Anya frowned, still looking up at the brilliant windows. “If the old sanctum was built before the god of the mountain woke, who was it for?”
“The dying god,” Roger said dismissively, and the disdain in his tone brought Anya’s attention back to her companions.
“I’ve never heard of the dying god,” she said, and Orielle offered her a reassuring smile. In spite of herself, Anya felt a little safer, and less uncertain. It was easy to be guided, comforting to have her life fall into old patterns. She’d been a good student—to take on that role again lent her strength. And it eased her guilt a little to feign the role that would have been hers, if Ilva had not been born with the lion’s share of their courage and Anya with most of their moral scruples.
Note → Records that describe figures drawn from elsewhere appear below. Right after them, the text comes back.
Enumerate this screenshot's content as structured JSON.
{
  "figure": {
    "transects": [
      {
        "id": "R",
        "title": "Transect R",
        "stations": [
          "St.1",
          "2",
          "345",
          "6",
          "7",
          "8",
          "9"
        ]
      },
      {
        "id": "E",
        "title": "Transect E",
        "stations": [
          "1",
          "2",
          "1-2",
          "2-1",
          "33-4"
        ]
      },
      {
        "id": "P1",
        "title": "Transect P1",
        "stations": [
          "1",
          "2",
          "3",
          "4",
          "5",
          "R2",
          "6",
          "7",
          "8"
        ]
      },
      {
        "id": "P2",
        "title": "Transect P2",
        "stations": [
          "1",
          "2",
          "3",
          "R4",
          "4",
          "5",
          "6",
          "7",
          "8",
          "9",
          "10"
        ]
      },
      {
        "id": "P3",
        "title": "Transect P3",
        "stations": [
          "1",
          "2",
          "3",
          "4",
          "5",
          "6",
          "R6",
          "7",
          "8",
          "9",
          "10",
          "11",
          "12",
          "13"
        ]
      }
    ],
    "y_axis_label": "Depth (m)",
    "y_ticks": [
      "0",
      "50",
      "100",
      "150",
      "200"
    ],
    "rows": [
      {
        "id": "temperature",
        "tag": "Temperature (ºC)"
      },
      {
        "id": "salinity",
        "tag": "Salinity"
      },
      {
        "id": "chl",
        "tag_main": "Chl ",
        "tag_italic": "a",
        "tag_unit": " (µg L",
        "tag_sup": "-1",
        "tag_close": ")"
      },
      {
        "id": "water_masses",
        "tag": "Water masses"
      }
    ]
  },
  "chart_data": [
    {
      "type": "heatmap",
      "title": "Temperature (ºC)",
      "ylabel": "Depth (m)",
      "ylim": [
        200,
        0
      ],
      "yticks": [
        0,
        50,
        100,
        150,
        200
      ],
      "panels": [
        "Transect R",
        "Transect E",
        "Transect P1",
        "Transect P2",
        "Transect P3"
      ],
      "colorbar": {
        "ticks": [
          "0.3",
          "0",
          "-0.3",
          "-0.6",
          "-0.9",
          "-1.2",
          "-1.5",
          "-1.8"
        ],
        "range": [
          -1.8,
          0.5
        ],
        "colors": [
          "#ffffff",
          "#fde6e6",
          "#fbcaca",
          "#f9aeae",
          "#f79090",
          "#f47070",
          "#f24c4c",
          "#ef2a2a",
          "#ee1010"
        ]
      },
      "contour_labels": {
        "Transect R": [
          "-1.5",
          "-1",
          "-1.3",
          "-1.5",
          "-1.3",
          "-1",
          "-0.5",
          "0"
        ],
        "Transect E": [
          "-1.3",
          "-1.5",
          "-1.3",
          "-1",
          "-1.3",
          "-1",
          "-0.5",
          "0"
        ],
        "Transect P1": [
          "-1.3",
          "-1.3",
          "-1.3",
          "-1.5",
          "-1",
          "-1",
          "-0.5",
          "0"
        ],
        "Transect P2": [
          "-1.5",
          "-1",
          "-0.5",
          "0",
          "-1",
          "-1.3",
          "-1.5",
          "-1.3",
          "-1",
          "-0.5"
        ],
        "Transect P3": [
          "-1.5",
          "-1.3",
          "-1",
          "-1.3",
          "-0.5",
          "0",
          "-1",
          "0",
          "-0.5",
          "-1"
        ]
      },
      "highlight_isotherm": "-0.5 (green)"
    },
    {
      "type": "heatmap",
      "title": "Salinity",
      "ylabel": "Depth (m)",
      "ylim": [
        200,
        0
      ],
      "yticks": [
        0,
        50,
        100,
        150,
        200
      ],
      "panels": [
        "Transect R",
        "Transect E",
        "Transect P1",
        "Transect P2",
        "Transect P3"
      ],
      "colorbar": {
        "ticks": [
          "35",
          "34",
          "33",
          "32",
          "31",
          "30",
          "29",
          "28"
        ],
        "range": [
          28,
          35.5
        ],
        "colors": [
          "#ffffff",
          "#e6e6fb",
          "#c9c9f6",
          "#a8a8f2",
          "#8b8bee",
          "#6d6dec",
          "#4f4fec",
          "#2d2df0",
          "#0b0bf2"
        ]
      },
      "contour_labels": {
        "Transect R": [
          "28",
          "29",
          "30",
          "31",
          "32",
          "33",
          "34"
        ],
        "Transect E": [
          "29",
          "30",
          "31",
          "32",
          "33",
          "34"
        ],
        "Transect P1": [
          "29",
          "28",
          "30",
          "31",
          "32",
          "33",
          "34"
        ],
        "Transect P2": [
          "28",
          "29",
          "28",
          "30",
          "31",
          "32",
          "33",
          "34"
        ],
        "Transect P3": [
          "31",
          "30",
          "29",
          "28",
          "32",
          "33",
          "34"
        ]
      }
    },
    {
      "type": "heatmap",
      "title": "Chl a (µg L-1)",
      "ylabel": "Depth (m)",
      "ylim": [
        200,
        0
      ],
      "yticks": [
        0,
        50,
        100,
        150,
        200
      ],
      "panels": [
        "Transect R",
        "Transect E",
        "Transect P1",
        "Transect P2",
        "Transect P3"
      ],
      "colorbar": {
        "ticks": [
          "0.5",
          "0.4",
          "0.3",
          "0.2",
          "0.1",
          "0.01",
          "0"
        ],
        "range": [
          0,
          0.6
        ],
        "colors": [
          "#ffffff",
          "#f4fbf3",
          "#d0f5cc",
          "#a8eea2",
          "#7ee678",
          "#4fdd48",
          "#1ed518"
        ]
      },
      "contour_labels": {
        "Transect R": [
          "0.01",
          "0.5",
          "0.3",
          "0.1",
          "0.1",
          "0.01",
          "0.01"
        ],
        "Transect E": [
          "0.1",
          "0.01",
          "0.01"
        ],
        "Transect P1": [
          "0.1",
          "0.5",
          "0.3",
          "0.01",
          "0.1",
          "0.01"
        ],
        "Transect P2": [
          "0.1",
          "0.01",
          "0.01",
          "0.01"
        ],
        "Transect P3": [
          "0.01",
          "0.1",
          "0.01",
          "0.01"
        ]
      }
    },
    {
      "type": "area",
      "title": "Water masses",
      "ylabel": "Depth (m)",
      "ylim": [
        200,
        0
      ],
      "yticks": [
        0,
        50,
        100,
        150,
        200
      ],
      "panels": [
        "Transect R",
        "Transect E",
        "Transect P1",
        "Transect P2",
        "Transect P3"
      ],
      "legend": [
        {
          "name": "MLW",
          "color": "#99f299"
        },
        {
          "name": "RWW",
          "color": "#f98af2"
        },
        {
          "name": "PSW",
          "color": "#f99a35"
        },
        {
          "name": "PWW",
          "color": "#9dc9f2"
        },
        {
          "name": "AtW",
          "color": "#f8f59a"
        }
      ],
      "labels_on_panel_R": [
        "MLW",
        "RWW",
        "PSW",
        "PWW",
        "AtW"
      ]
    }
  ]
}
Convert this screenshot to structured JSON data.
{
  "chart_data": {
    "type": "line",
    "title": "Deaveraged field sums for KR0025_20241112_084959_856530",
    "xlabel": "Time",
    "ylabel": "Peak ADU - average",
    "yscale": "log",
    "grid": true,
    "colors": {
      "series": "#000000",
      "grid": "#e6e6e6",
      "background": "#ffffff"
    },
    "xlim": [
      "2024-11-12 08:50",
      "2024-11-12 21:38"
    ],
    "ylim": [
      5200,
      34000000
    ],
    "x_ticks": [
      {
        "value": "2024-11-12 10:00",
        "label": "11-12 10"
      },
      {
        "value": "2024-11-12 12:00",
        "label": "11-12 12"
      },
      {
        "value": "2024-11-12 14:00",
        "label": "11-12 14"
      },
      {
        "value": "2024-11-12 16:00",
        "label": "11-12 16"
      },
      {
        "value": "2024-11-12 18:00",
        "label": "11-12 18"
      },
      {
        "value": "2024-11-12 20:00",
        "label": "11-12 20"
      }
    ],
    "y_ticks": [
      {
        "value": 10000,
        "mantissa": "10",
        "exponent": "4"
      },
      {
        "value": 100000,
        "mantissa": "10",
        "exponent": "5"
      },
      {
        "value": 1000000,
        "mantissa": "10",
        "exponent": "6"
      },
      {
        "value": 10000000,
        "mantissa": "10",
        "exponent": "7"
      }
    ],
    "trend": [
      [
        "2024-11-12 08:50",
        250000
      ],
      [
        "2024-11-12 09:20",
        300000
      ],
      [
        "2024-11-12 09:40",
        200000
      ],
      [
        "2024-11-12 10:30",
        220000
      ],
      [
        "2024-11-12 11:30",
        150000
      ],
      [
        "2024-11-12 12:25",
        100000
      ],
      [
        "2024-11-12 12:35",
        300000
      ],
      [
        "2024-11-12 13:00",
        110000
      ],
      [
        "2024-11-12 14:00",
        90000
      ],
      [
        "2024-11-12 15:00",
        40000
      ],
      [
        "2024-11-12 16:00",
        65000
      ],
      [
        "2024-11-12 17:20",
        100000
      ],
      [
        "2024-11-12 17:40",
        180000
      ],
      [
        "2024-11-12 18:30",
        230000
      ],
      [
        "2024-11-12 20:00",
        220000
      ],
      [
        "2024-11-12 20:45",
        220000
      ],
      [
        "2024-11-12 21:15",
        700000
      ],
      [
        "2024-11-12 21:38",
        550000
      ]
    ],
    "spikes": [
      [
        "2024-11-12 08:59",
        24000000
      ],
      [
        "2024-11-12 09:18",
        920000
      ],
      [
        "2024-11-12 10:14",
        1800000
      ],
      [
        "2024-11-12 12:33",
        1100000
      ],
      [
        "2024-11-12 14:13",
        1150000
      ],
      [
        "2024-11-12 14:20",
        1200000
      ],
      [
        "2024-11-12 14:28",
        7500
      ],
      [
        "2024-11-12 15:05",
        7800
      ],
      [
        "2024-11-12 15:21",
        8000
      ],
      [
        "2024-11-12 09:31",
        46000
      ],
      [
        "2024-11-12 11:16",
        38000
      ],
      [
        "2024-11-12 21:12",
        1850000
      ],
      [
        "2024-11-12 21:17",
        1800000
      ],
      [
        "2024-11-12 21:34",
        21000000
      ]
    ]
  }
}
“We don’t consider him a god anymore,” Orielle told her. “He lived centuries ago, but made grandiose claims and died in the end, and never returned despite promising that he would. His cult was brought here by the Romans and taken away with them as well, when the god of the mountain woke to fortify Albion with his presence.”
“I never knew,” Anya said, struggling to keep her face expressionless as excitement stirred within her. So her vengeance might not be an impossible task—those who’d once been worshiped could be killed. Until that moment, she’d worried that the god of the mountain might prove unassailable. But if one of Albion’s gods had already died and passed from knowledge, might not another?
“Of course you didn’t know,” Roger said, still dismissive. “You didn’t need to. Come, we’ll pass closer to the cathedral before taking refuge at our way station for the night. Tomorrow, you may go your own way, and our blessings will go with you. We will never be far, so long as you keep to the high roads, and if you require our care, you need only return to the fold.”
At the cathedral’s doorstep, a little knot of people had gathered. An animated crier in ragged clothes stood on the broad threshold, bathed by evening light and blocking the way in. He blazed with faith, fiercer than the sun itself, and Anya felt her pulse quicken. Orielle let out a small, disapproving sound, but both she and Roger stopped and Anya stood with them, rooted to the spot by the stranger’s conviction.
“Our god is a consuming fire!” the crier called, his wild eyes roving across the onlookers. “Even now, his wrath burns through Banevale, and soon it will overtake every city in this blasted land. He will purify us with flame, until each one of us bears his mark. Until we are set apart for his service and cleansed of our willfulness, for the time of our renewal is at hand!”